Stop compressing deadlines!!

It amazes me how deadlines are created and then compressed, over and over again, as the task is passed down the chain to the actual people who will be doing the work. The person who created the original task maybe wanted it within 10 days, but by the time the people who are actually going to do the work get the task the deadline’s been compressed to two.

Knee jerk reactions, a lack of trust across the organization, fear of failure/getting it wrong, too much micro-management, and all of a sudden you have the ‘doers’ operating in crisis mode. And not just this time, because the workplace is full of these short-term tasks and deadlines. So what do you get; you get an environment where everything is urgent and the people who do a lot of the real work are not given the right time to do it. You get anxiety, stress, and resentment. More than anything else you get a mediocre organization that’s killing its staff!

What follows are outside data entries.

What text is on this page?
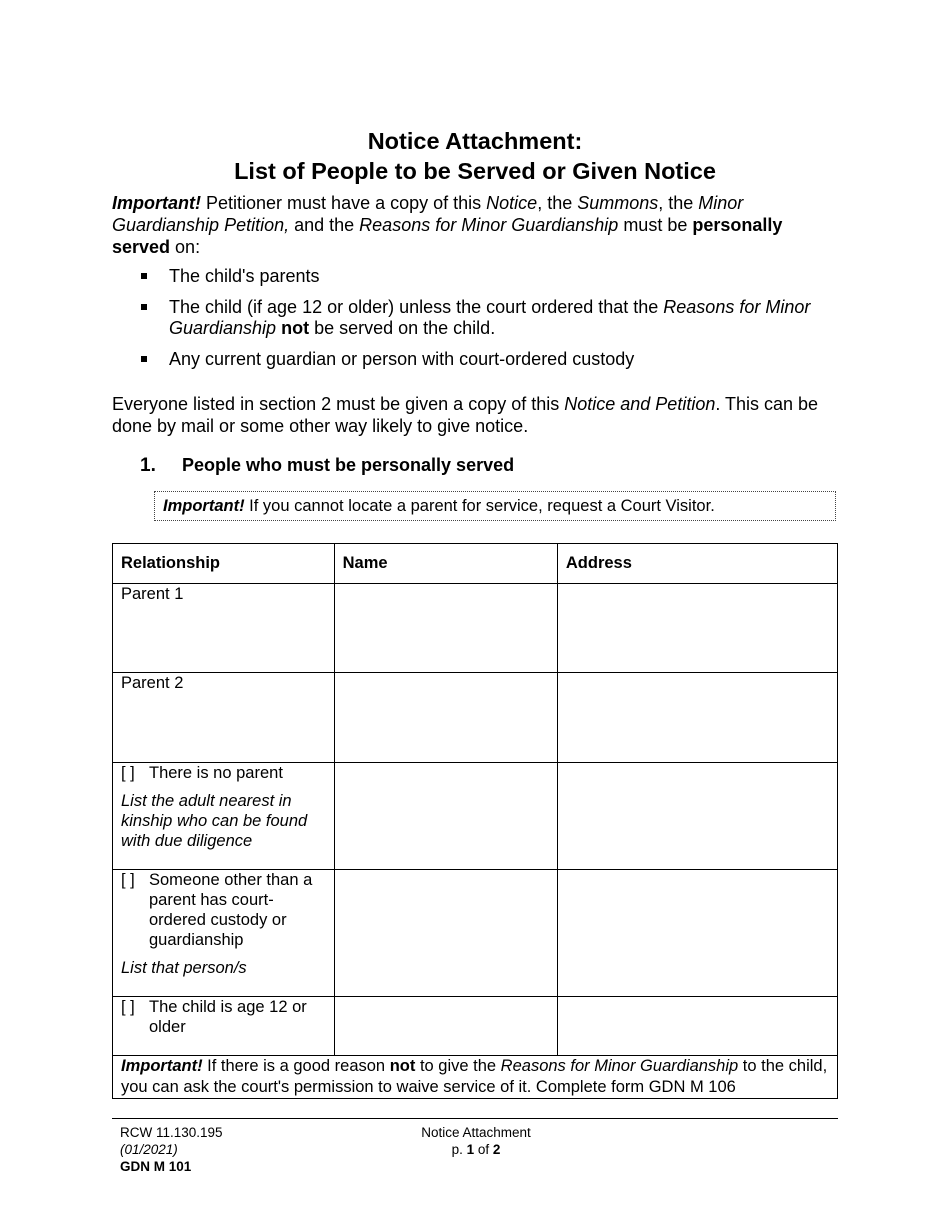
Notice Attachment:
List of People to be Served or Given Notice
Important! Petitioner must have a copy of this Notice, the Summons, the Minor Guardianship Petition, and the Reasons for Minor Guardianship must be personally served on:
The child's parents
The child (if age 12 or older) unless the court ordered that the Reasons for Minor Guardianship not be served on the child.
Any current guardian or person with court-ordered custody
Everyone listed in section 2 must be given a copy of this Notice and Petition. This can be done by mail or some other way likely to give notice.
1. People who must be personally served
Important! If you cannot locate a parent for service, request a Court Visitor.
Relationship	Name	Address
Parent 1		
Parent 2		

[ ] There is no parent
List the adult nearest in kinship who can be found with due diligence		

[ ] Someone other than a parent has court-ordered custody or guardianship
List that person/s		

[ ] The child is age 12 or older		

Important! If there is a good reason not to give the Reasons for Minor Guardianship to the child, you can ask the court's permission to waive service of it. Complete form GDN M 106		
RCW 11.130.195
(01/2021)
GDN M 101
Notice Attachment
p. 1 of 2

The fix is easy. And it starts with the one-third/two-thirds rule; a key principle that’s been proven to give those who need to do the work the most time possible to do it. But it’s extremely hard to implement, as for it to be effective you need a leadership culture of trust.

Your boss wants your team to present something to her in 10 days. Easy. Give your team 7 days. Review it on day 8, day 9 is your flex and then your good to go. The one-third/two-thirds rule.

And don’t let people or organizations make excuses as to why they can’t do this:…this won’t work here….you don’t understand our organization…we have very complex issues that need lots of different levels of reviews… I don’t buy any of it. They’ve created all those levels of reviews. They’ve created an environment where people fear when they don’t perfect everything, an environment where leadership makes so many changes that the final product ends up very close to the first draft that was handed in (we’ve all been there…). They’re part of the system that doesn’t define what they expect the end product to look like. So I don’t buy that this can’t be done, because I’ve seen it be done.

I’ve been part of organizations that had some of the most complex and risky projects and decisions imaginable; lives at stake. And I can tell you that when you combine this approach with clear tasks that have transparent expectations of what the final product needs to achieve, then the one-third/two-thirds rule works. But it takes trust. Oh, trust.